When I attended the Catholic Writers Conference last week, I obtained a copy of Trianon: A Novel of Royal France by Elena-Maria Vidal, kindly signed by the author. Reading it on my much delayed flight home I was transported to the places and time of Revolutionary France, almost completely secure within the world of Trianon. Although there were a couple times when the veil opened and I saw the art and intent behind the world Vidal creates in these vignettes, I was otherwise completely present and involved.
As in her most recent novel, The Night's Dark Shade, Vidal achieves wonderful immediacy and versimilitude in historical fiction. These episodes from the life of Louis XVI and Marie Antoinette sympathetically and honestly depict the trials, triumphs, sadness, joy, and ultimate sacrifice of this much-maligned couple. They emerge as real people, neither monsters nor angels, but, as we are, mixtures of faults and virtues.

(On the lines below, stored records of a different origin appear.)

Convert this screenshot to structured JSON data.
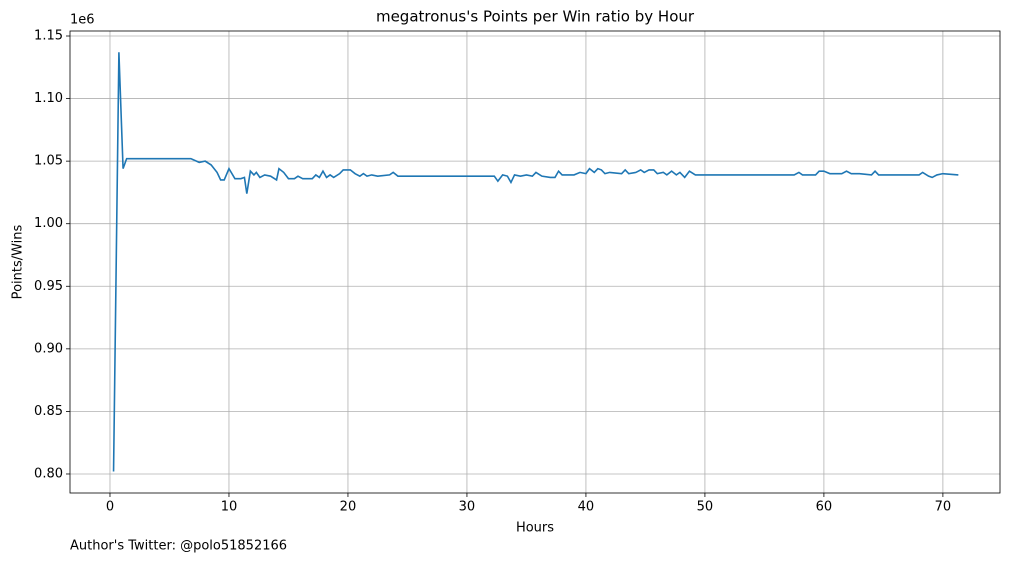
{
  "chart_data": {
    "type": "line",
    "title": "megatronus's Points per Win ratio by Hour",
    "xlabel": "Hours",
    "ylabel": "Points/Wins",
    "y_offset_label": "1e6",
    "annotation": "Author's Twitter: @polo51852166",
    "grid": true,
    "xlim": [
      -3.36,
      74.8
    ],
    "ylim": [
      0.7848,
      1.154
    ],
    "xticks": [
      0,
      10,
      20,
      30,
      40,
      50,
      60,
      70
    ],
    "yticks": [
      {
        "value": 0.8,
        "label": "0.80"
      },
      0.85,
      {
        "value": 0.9,
        "label": "0.90"
      },
      0.95,
      {
        "value": 1.0,
        "label": "1.00"
      },
      1.05,
      {
        "value": 1.1,
        "label": "1.10"
      },
      1.15
    ],
    "x": [
      0.3,
      0.75,
      1.1,
      1.4,
      6.8,
      7.5,
      8,
      8.5,
      9,
      9.3,
      9.6,
      10,
      10.5,
      11,
      11.3,
      11.5,
      11.8,
      12.1,
      12.3,
      12.6,
      13,
      13.5,
      14,
      14.2,
      14.6,
      15,
      15.5,
      15.8,
      16.2,
      17,
      17.3,
      17.6,
      17.9,
      18.2,
      18.5,
      18.8,
      19.3,
      19.6,
      20.2,
      20.6,
      21,
      21.3,
      21.6,
      22,
      22.5,
      23.5,
      23.8,
      24.2,
      32.3,
      32.6,
      33,
      33.4,
      33.7,
      34,
      34.5,
      35,
      35.5,
      35.8,
      36.3,
      37,
      37.4,
      37.7,
      38,
      38.5,
      39,
      39.5,
      40,
      40.3,
      40.7,
      41,
      41.3,
      41.6,
      42,
      43,
      43.3,
      43.6,
      44.2,
      44.6,
      44.9,
      45.3,
      45.7,
      46,
      46.5,
      46.8,
      47.2,
      47.6,
      47.9,
      48.3,
      48.7,
      49.2,
      57.5,
      57.9,
      58.2,
      59.3,
      59.6,
      60,
      60.5,
      61,
      61.5,
      61.9,
      62.3,
      63,
      64,
      64.3,
      64.6,
      68,
      68.3,
      68.8,
      69.1,
      69.5,
      70,
      71.3
    ],
    "series": [
      {
        "name": "Points/Wins",
        "color": "#1f77b4",
        "values": [
          0.802,
          1.137,
          1.044,
          1.052,
          1.052,
          1.049,
          1.05,
          1.047,
          1.041,
          1.035,
          1.035,
          1.044,
          1.036,
          1.036,
          1.037,
          1.024,
          1.042,
          1.039,
          1.041,
          1.037,
          1.039,
          1.038,
          1.035,
          1.044,
          1.041,
          1.036,
          1.036,
          1.038,
          1.036,
          1.036,
          1.039,
          1.037,
          1.042,
          1.037,
          1.039,
          1.037,
          1.04,
          1.043,
          1.043,
          1.04,
          1.038,
          1.04,
          1.038,
          1.039,
          1.038,
          1.039,
          1.041,
          1.038,
          1.038,
          1.034,
          1.039,
          1.038,
          1.033,
          1.039,
          1.038,
          1.039,
          1.038,
          1.041,
          1.038,
          1.037,
          1.037,
          1.042,
          1.039,
          1.039,
          1.039,
          1.041,
          1.04,
          1.044,
          1.041,
          1.044,
          1.043,
          1.04,
          1.041,
          1.04,
          1.043,
          1.04,
          1.041,
          1.043,
          1.041,
          1.043,
          1.043,
          1.04,
          1.041,
          1.039,
          1.042,
          1.039,
          1.041,
          1.037,
          1.042,
          1.039,
          1.039,
          1.041,
          1.039,
          1.039,
          1.042,
          1.042,
          1.04,
          1.04,
          1.04,
          1.042,
          1.04,
          1.04,
          1.039,
          1.042,
          1.039,
          1.039,
          1.041,
          1.038,
          1.037,
          1.039,
          1.04,
          1.039
        ]
      }
    ]
  }
}
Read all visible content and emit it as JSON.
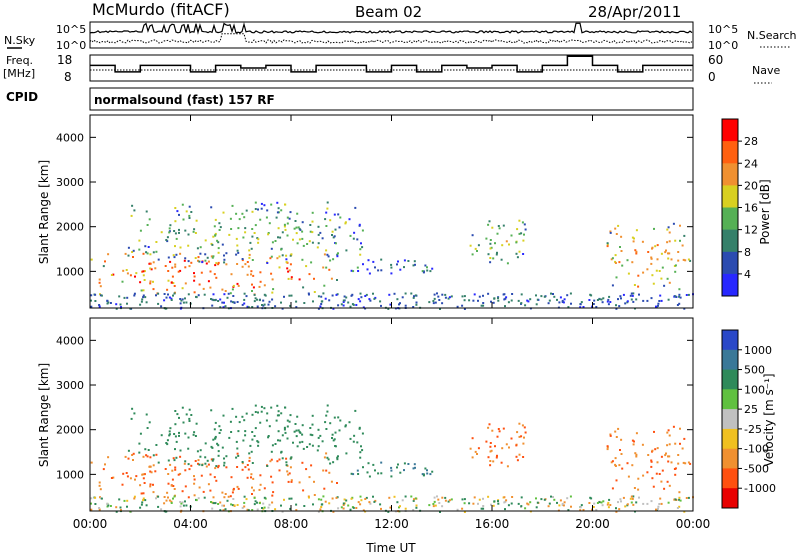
{
  "header": {
    "station": "McMurdo (fitACF)",
    "beam": "Beam 02",
    "date": "28/Apr/2011"
  },
  "top_panels": {
    "nsky_label": "N.Sky",
    "nsky_ticks": [
      "10^5",
      "10^0"
    ],
    "nsearch_label": "N.Search",
    "nsearch_ticks": [
      "10^5",
      "10^0"
    ],
    "freq_label": "Freq.",
    "freq_unit": "[MHz]",
    "freq_ticks": [
      "18",
      "8"
    ],
    "nave_label": "Nave",
    "nave_ticks": [
      "60",
      "0"
    ],
    "cpid_label": "CPID",
    "cpid_text": "normalsound (fast) 157 RF"
  },
  "chart_data": [
    {
      "type": "heatmap",
      "panel": "power",
      "xlabel": "",
      "ylabel": "Slant Range [km]",
      "xlim": [
        0,
        24
      ],
      "ylim": [
        180,
        4500
      ],
      "y_ticks": [
        "1000",
        "2000",
        "3000",
        "4000"
      ],
      "colorbar": {
        "label": "Power [dB]",
        "ticks": [
          "4",
          "8",
          "12",
          "16",
          "20",
          "24",
          "28"
        ],
        "colors": [
          "#2828ff",
          "#2b4bb0",
          "#35806a",
          "#55b055",
          "#d8d020",
          "#f09030",
          "#ff6010",
          "#ff0000"
        ]
      },
      "regions": [
        {
          "t_start": 0.0,
          "t_end": 10.0,
          "r_low": 500,
          "r_high": 1500,
          "level": 28
        },
        {
          "t_start": 1.5,
          "t_end": 11.0,
          "r_low": 1200,
          "r_high": 2600,
          "level": 14
        },
        {
          "t_start": 10.0,
          "t_end": 13.8,
          "r_low": 850,
          "r_high": 1300,
          "level": 8
        },
        {
          "t_start": 15.0,
          "t_end": 17.5,
          "r_low": 1200,
          "r_high": 2200,
          "level": 16
        },
        {
          "t_start": 20.5,
          "t_end": 24.0,
          "r_low": 600,
          "r_high": 2100,
          "level": 22
        }
      ]
    },
    {
      "type": "heatmap",
      "panel": "velocity",
      "xlabel": "Time UT",
      "ylabel": "Slant Range [km]",
      "xlim": [
        0,
        24
      ],
      "ylim": [
        180,
        4500
      ],
      "x_ticks": [
        "00:00",
        "04:00",
        "08:00",
        "12:00",
        "16:00",
        "20:00",
        "00:00"
      ],
      "y_ticks": [
        "1000",
        "2000",
        "3000",
        "4000"
      ],
      "colorbar": {
        "label": "Velocity [m s⁻¹]",
        "ticks": [
          "1000",
          "500",
          "100",
          "25",
          "-25",
          "-100",
          "-500",
          "-1000"
        ],
        "colors": [
          "#2a48c8",
          "#3a7898",
          "#2f8a5a",
          "#60c040",
          "#c0c0c0",
          "#f0c020",
          "#f09030",
          "#ff5010",
          "#e80000"
        ]
      },
      "regions": [
        {
          "t_start": 0.0,
          "t_end": 10.0,
          "r_low": 500,
          "r_high": 1500,
          "velocity": -300
        },
        {
          "t_start": 1.5,
          "t_end": 11.0,
          "r_low": 1200,
          "r_high": 2600,
          "velocity": 100
        },
        {
          "t_start": 10.0,
          "t_end": 13.8,
          "r_low": 850,
          "r_high": 1300,
          "velocity": 300
        },
        {
          "t_start": 15.0,
          "t_end": 17.5,
          "r_low": 1200,
          "r_high": 2200,
          "velocity": -300
        },
        {
          "t_start": 20.5,
          "t_end": 24.0,
          "r_low": 600,
          "r_high": 2100,
          "velocity": -300
        }
      ]
    }
  ]
}
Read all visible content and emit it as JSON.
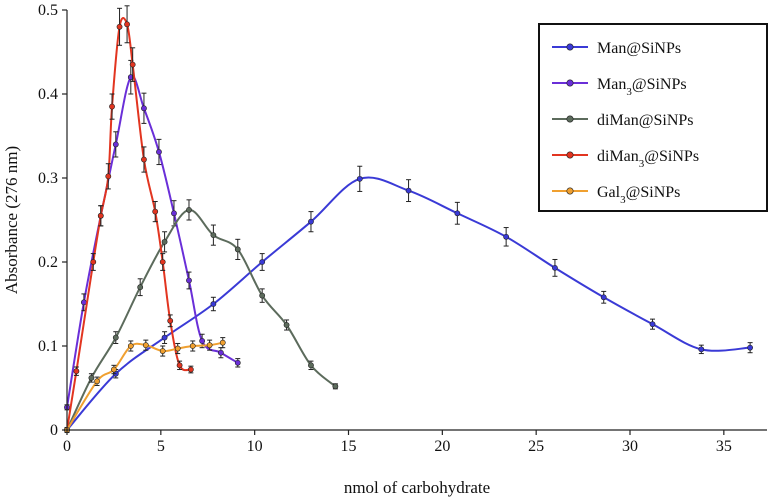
{
  "chart_data": {
    "type": "line",
    "title": "",
    "xlabel": "nmol of carbohydrate",
    "ylabel": "Absorbance (276 nm)",
    "xlim": [
      0,
      37.3
    ],
    "ylim": [
      0,
      0.5
    ],
    "xticks": [
      0,
      5,
      10,
      15,
      20,
      25,
      30,
      35
    ],
    "xtick_labels": [
      "0",
      "5",
      "10",
      "15",
      "20",
      "25",
      "30",
      "35"
    ],
    "yticks": [
      0,
      0.1,
      0.2,
      0.3,
      0.4,
      0.5
    ],
    "ytick_labels": [
      "0",
      "0.1",
      "0.2",
      "0.3",
      "0.4",
      "0.5"
    ],
    "grid": false,
    "legend_position": "top-right",
    "series": [
      {
        "name": "Man@SiNPs",
        "label_base": "Man@SiNPs",
        "label_sub": "",
        "label_tail": "",
        "color": "#3a3ad6",
        "x": [
          0,
          2.6,
          5.2,
          7.8,
          10.4,
          13.0,
          15.6,
          18.2,
          20.8,
          23.4,
          26.0,
          28.6,
          31.2,
          33.8,
          36.4
        ],
        "y": [
          0.0,
          0.067,
          0.11,
          0.15,
          0.2,
          0.248,
          0.299,
          0.285,
          0.258,
          0.23,
          0.193,
          0.158,
          0.126,
          0.096,
          0.098
        ],
        "err": [
          0.003,
          0.005,
          0.007,
          0.008,
          0.01,
          0.012,
          0.015,
          0.013,
          0.013,
          0.011,
          0.01,
          0.007,
          0.006,
          0.005,
          0.006
        ]
      },
      {
        "name": "Man3@SiNPs",
        "label_base": "Man",
        "label_sub": "3",
        "label_tail": "@SiNPs",
        "color": "#6a2fd8",
        "x": [
          0,
          0.9,
          1.8,
          2.6,
          3.4,
          4.1,
          4.9,
          5.7,
          6.5,
          7.2,
          8.2,
          9.1
        ],
        "y": [
          0.027,
          0.152,
          0.255,
          0.34,
          0.42,
          0.383,
          0.331,
          0.258,
          0.178,
          0.106,
          0.092,
          0.08
        ],
        "err": [
          0.003,
          0.01,
          0.012,
          0.015,
          0.02,
          0.018,
          0.015,
          0.015,
          0.01,
          0.008,
          0.006,
          0.005
        ]
      },
      {
        "name": "diMan@SiNPs",
        "label_base": "diMan@SiNPs",
        "label_sub": "",
        "label_tail": "",
        "color": "#5c6b5c",
        "x": [
          0,
          1.3,
          2.6,
          3.9,
          5.2,
          6.5,
          7.8,
          9.1,
          10.4,
          11.7,
          13.0,
          14.3
        ],
        "y": [
          0.0,
          0.062,
          0.11,
          0.17,
          0.224,
          0.262,
          0.232,
          0.215,
          0.16,
          0.125,
          0.077,
          0.052
        ],
        "err": [
          0.002,
          0.005,
          0.007,
          0.01,
          0.012,
          0.012,
          0.012,
          0.012,
          0.008,
          0.006,
          0.005,
          0.003
        ]
      },
      {
        "name": "diMan3@SiNPs",
        "label_base": "diMan",
        "label_sub": "3",
        "label_tail": "@SiNPs",
        "color": "#e23520",
        "x": [
          0,
          0.5,
          1.4,
          1.8,
          2.2,
          2.4,
          2.8,
          3.2,
          3.5,
          4.1,
          4.7,
          5.1,
          5.5,
          6.0,
          6.6
        ],
        "y": [
          0.0,
          0.07,
          0.2,
          0.255,
          0.302,
          0.385,
          0.48,
          0.483,
          0.435,
          0.322,
          0.26,
          0.2,
          0.13,
          0.077,
          0.072
        ],
        "err": [
          0.002,
          0.005,
          0.01,
          0.012,
          0.015,
          0.015,
          0.022,
          0.022,
          0.02,
          0.015,
          0.012,
          0.01,
          0.007,
          0.005,
          0.004
        ]
      },
      {
        "name": "Gal3@SiNPs",
        "label_base": "Gal",
        "label_sub": "3",
        "label_tail": "@SiNPs",
        "color": "#f0a030",
        "x": [
          0,
          1.6,
          2.5,
          3.4,
          4.2,
          5.1,
          5.9,
          6.7,
          7.6,
          8.3
        ],
        "y": [
          0.0,
          0.058,
          0.072,
          0.1,
          0.101,
          0.094,
          0.097,
          0.1,
          0.101,
          0.104
        ],
        "err": [
          0.002,
          0.005,
          0.005,
          0.006,
          0.006,
          0.006,
          0.006,
          0.006,
          0.006,
          0.006
        ]
      }
    ]
  }
}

The novel begins with the celebration of St. Teresa of Avila's feast day, honored both at the Carmelite convent and at the French court. It ends with the death of the priest who accompanied Louis Capet to the guillotine as the one surviving member of the royal family, Marie-Therese, waits by his bedside. (Fortunately, her story is continued in Madame Royale.) In between, Vidal depicts how love grew between the royal couple after their arranged marriage of state, the births, growth, and deaths of their children, the rising tide of Revolution and the efforts of the King first to forestall it with reforms and then to survive it with accommodations that sometimes cost him dearly, and finally with the family's capture and imprisonment, the execution of Louis and then of Marie Antoinette, the abuse of the young Dauphin and the sufferings of Marie-Therese. I highly recommend this book, and its sequel.